# Herding test



## Liesje (Mar 4, 2007)

We did our herding test this morning under AHBA judge Kelly Malone. It was fun! She was very nice but honest and on point. Kenya was not stressed out beforehand and I let her stand along the railing before we went in, she seemed to be interested in the sheep. In the ring she was a bit unsure of herself and immediately laid down and starting munching on a snack...I mean sheep poop. Then she went right at the sheep for a little bit. The judge tapped her with a stick (I won't say "hit") b/c she was going straight at them. That was a wake up call for her and after that she was unsure of how to approach them. She caught on to circling them in either direction and not charging straight in, but she didn't quite get up on their butts. At one point, they all stood in a corner for a few minutes b/c they were not scared of her. The judge said Kenya is a good prospect for training b/c she is fit, biddable, and is "heady" which I guess means she focuses on the sheep and can predict where they are going. She just needs more confidence in moving them herself and we are supposed to try ducks or reactive sheep. Kenya was the fifth GSD in a row to do the test, woohoo go GSDs!

Thank you! to Onyx'Girl for doing my video!!!


----------



## GSDTrain (Apr 21, 2008)

That is awesome!!

Question: Do you have to take the dog toherding classes before the dog can take the herding test or not?


----------



## TRITON (May 10, 2005)

Good for you! It is fun, isn't it?


----------



## Fodder (Oct 21, 2007)

> Originally Posted By: GSDTrainThat is awesome!!
> 
> Question: Do you have to take the dog toherding classes before the dog can take the herding test or not?

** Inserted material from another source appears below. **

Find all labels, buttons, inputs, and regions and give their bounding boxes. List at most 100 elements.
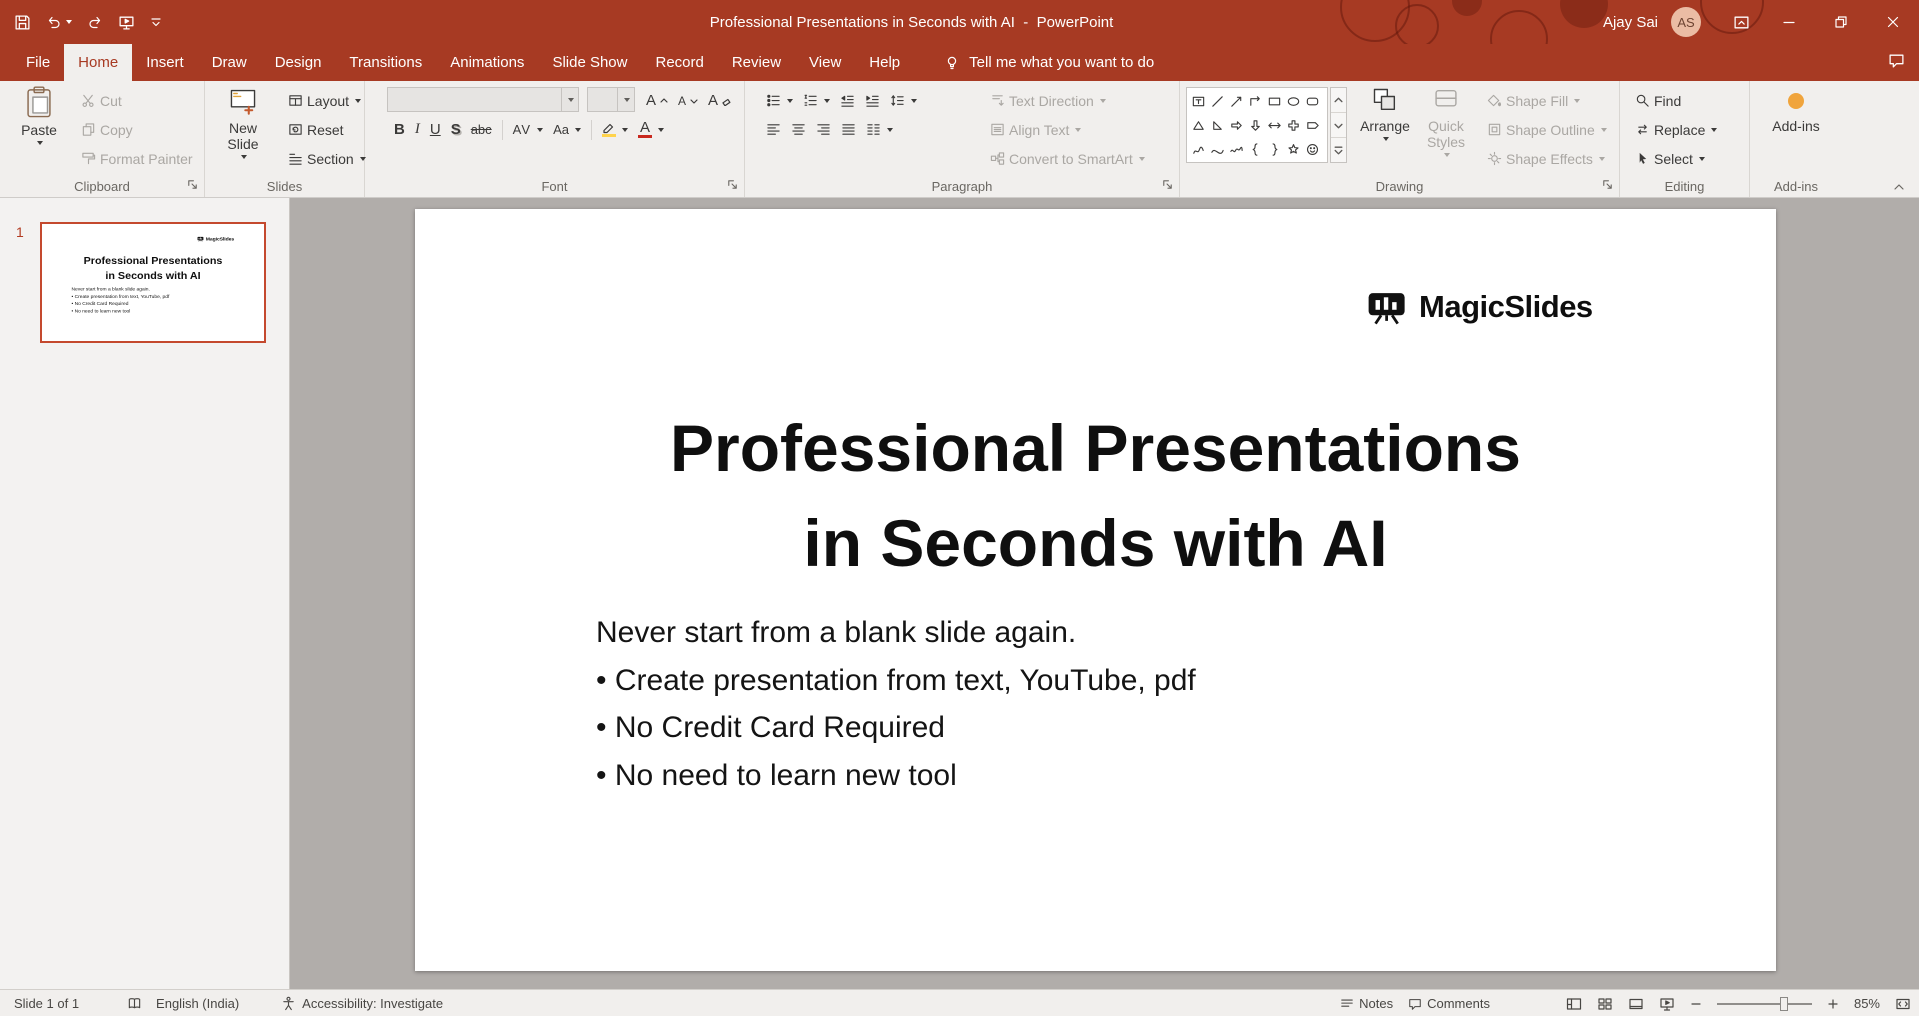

its actually the other way around. (as i assume this was an "instinct test"?).

they test the dogs to see if the dogs have any interest / reaction to the sheep - then the training starts.

my pups start next weekend. i went ahead and signed up for the first lesson because it gives them two runs at the sheep. and if my boy turns out not to be interested in them, i can just use the 2nd run for my girl.

i'm really excited!

congrats to the OP. do you think you'll continue on with lessons?


----------



## Liesje (Mar 4, 2007)

> Originally Posted By: GSDTrainThat is awesome!!
> 
> Question: Do you have to take the dog toherding classes before the dog can take the herding test or not?


No, it's just an instinct test which is exactly how it sounds. She wants to see that the dog shows an interest in moving the sheep, but is not charging in to run them down. Once she got an idea of the dog's level of interest and had me show her level of obedience and ability to work in both directions, she had us try different things. What we tried really depended on the dog/handler. For example, my dog was off lead or on a long line b/c I demonstrated that I can stop her and down her. Other dogs were less controlled and tried other things while on a leash.

At the end of the test, we met with the judge and she gave an evaluation of the dog and a write-up. On the paper it says my dog is "recommended for training" and she explained what type of training and what type of livestock to start with.


----------



## kleinenHain (Sep 20, 2007)

Awesome job. I want to try the insticnt test but cant find it offered anywhere close.


----------